Ich war mir unsicher, ob ich das eben Beschriebene so in den Beitrag mit aufnehmen soll, da es natürlich unangenehm zu schreiben und sicherlich auch unangenehm zu lesen ist. Es konfrontiert einem mit dem Leid anderer und den eigenen Privilegien. Es sei an dieser Stelle erwähnt, dass man sich seiner Privilegien nicht schämen sollte - schließlich hat man sie sich nicht ausgesucht - , jedoch ist ein gesundes Bewusstsein für diese Privilegien sicher angebracht. Ich habe auch überlegt, ob ich meine Beobachtungen über Ghana nicht viel besser mit etwas Positivem abschließen sollte wie dem eben beschriebenen Gemeinschaftsgefühl oder der Religiosität der Menschen, die ihnen so viel Kraft und Hoffnung spendet. Sicherlich wäre es viel stimmiger und angenehmer zu lesen gewesen, aber unterbewusst würden es viele Leser bestimmt so auffassen, dass es in Ghana zwar viele Probleme gibt, aber es dann doch irgendwie alles okay sei, weil die Menschen in enger Gemeinschaft leben, hoffnungsvoll sind und gerne feiern(ja, viele Ghanaerinnen und Gahanaer feiern sehr gerne und sehr laut) - genauso, wie man bei einer Erörterung das Argument zuletzt schreibt, dass dem Leser im Kopf bleiben soll. So ist es aber nicht, es ist eben nicht alles okay - genauso wie bei uns in Deutschland nicht alles okay ist. Es gibt Probleme und ich denke, dass es sehr veränderungsfördernd ist, wenn sich möglichst viele Menschen dieser Probleme bewusst sind. Das nur als kurzer Exkurs, warum ich zum Abschluss gerne etwas Negatives über Ghana schreiben wollte, obwohl es auch viel Schönes gibt.

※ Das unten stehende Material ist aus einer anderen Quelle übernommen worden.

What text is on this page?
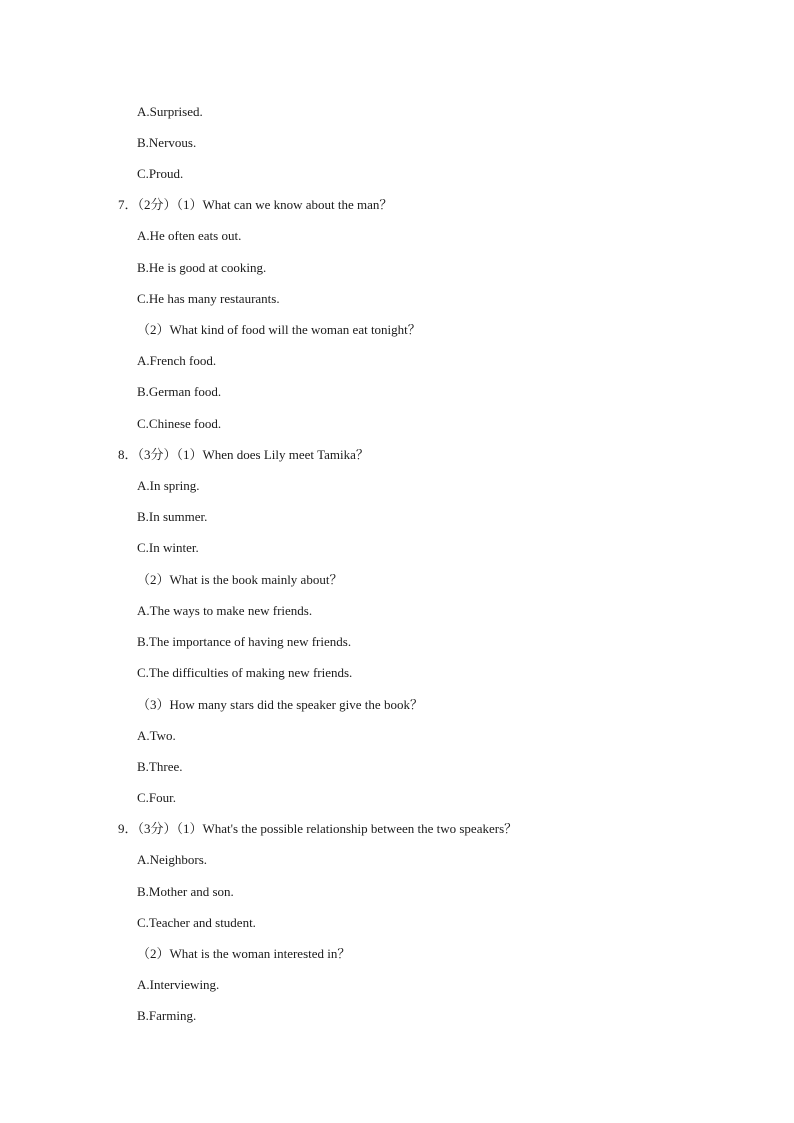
A.Surprised.
B.Nervous.
C.Proud.
7．（2分）（1）What can we know about the man？
A.He often eats out.
B.He is good at cooking.
C.He has many restaurants.
（2）What kind of food will the woman eat tonight？
A.French food.
B.German food.
C.Chinese food.
8．（3分）（1）When does Lily meet Tamika？
A.In spring.
B.In summer.
C.In winter.
（2）What is the book mainly about？
A.The ways to make new friends.
B.The importance of having new friends.
C.The difficulties of making new friends.
（3）How many stars did the speaker give the book？
A.Two.
B.Three.
C.Four.
9．（3分）（1）What's the possible relationship between the two speakers？
A.Neighbors.
B.Mother and son.
C.Teacher and student.
（2）What is the woman interested in？
A.Interviewing.
B.Farming.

Soviel zu Ghana und der Welt, zum Abschluss jetzt wieder etwas zu mir:
Wie ich bereits schrieb, sammle ich hier viele Erfahrungen und verändere mich - nicht unbedingt so, wie ich mir das vorgestellt habe, aber insgesamt doch irgendwie positiv, glaube ich. Ich fühle mich nicht mehr so unwohl wie anfangs und viele meiner Aufgaben erscheinen mir sinnvoll. Die nächsten 8 Monate hier könnten also ganz schön werden. Was die nähere Zukunft angeht, so werde ich nach Weihnachten etwas herumreisen und meine Klassenkameradin Valerie im Nachbarland Benin besuchen, wo sie gerade ihren Freiwilligendienst macht. Darauf freue ich mich schon sehr. Dann geht es erst mal wieder an die Arbeit und im Februar ist dann schon das Zwischenseminar zur Halbzeit - es geht also alles recht schnell und schneller als ich denke, werde ich dann am 07. August nächstes Jahr auch schon im Flieger Richtung Europa sitzen.

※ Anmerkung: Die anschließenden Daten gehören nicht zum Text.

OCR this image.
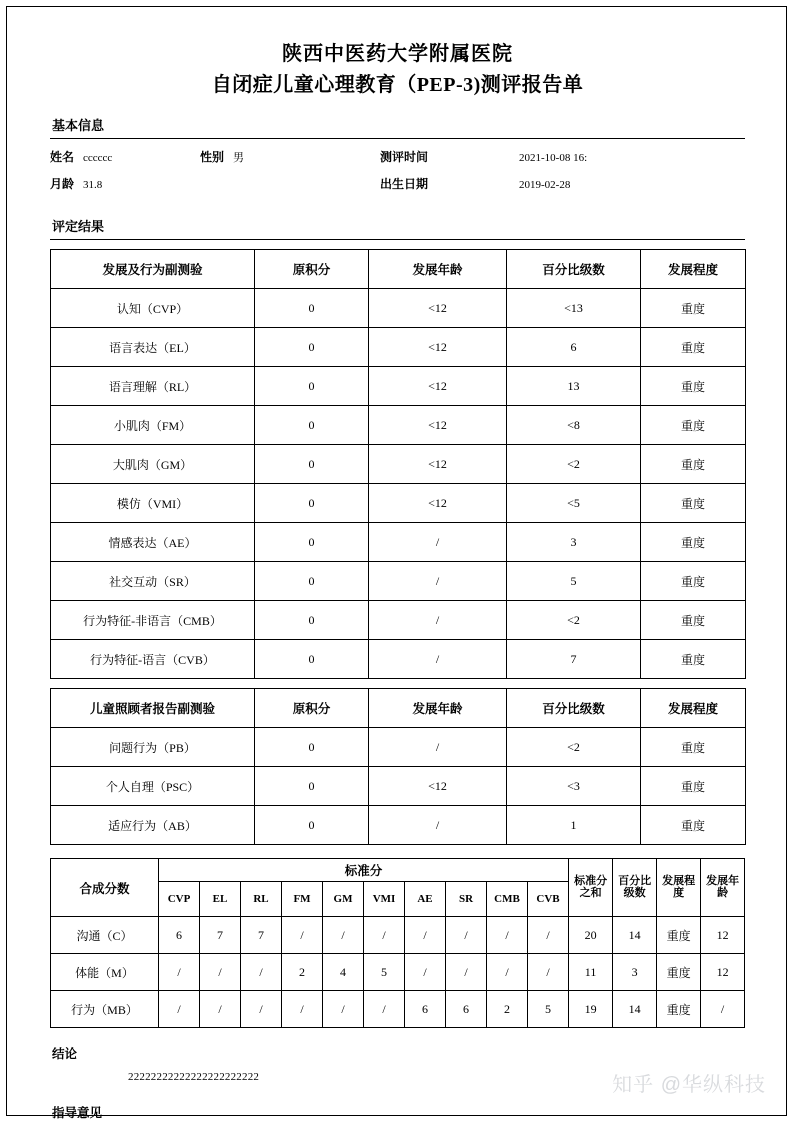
陕西中医药大学附属医院
自闭症儿童心理教育（PEP-3)测评报告单
基本信息
姓名 cccccc	性别 男	测评时间	2021-10-08 16:
月龄 31.8	出生日期	2019-02-28
评定结果
发展及行为副测验	原积分	发展年龄	百分比级数	发展程度
认知（CVP）	0	<12	<13	重度
语言表达（EL）	0	<12	6	重度
语言理解（RL）	0	<12	13	重度
小肌肉（FM）	0	<12	<8	重度
大肌肉（GM）	0	<12	<2	重度
模仿（VMI）	0	<12	<5	重度
情感表达（AE）	0	/	3	重度
社交互动（SR）	0	/	5	重度
行为特征-非语言（CMB）	0	/	<2	重度
行为特征-语言（CVB）	0	/	7	重度
儿童照顾者报告副测验	原积分	发展年龄	百分比级数	发展程度
问题行为（PB）	0	/	<2	重度
个人自理（PSC）	0	<12	<3	重度
适应行为（AB）	0	/	1	重度
合成分数	标准分										标准分之和	百分比级数	发展程度	发展年龄
	CVP	EL	RL	FM	GM	VMI	AE	SR	CMB	CVB				
沟通（C）	6	7	7	/	/	/	/	/	/	/	20	14	重度	12
体能（M）	/	/	/	2	4	5	/	/	/	/	11	3	重度	12
行为（MB）	/	/	/	/	/	/	6	6	2	5	19	14	重度	/
结论
22222222222222222222222
指导意见
知乎 @华纵科技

Bis dahin wünsche ich Euch allen eine wunderschöne Zeit, da wo Ihr gerade seid, zunächst erst mal Frohe Weihnachten und 'nen guten Rutsch! Ich möchte an dieser Stelle auch meine tiefe Dankbarkeit audrücken. Ihr alle habt mir dieses Jahr hier ermöglicht, von dem ich so viel mitnehmen kann. Ihr seid die Besten!
Nielson ;)
P.S.: Ich hoffe, Euer Heißgetränk hat bis hierhin durchgehalten, ansonsten ist das hier die Erinnerung, es wieder aufzufüllen, weil es nach so viel Text mit so wenigen Bildern unter diesem Link noch ein paar visuelle Eindrücke mit Beschreibungen zu bestaunen gibt.
P.P.S: Wenn ihr helfen wollt, die 225 € für das Projekt "Computerspende" zusammenzubekommen, teilt gerne diesen Link oder lasst selber eine kleine Spende da.
P.P.P.S.: Tut mir Leid, dass ich mich nicht früher gemeldet habe, es war alles sehr viel und ich wollte mir richtig Zeit nehmen, was ich erst jetzt zu Beginn der Ferien geschafft habe.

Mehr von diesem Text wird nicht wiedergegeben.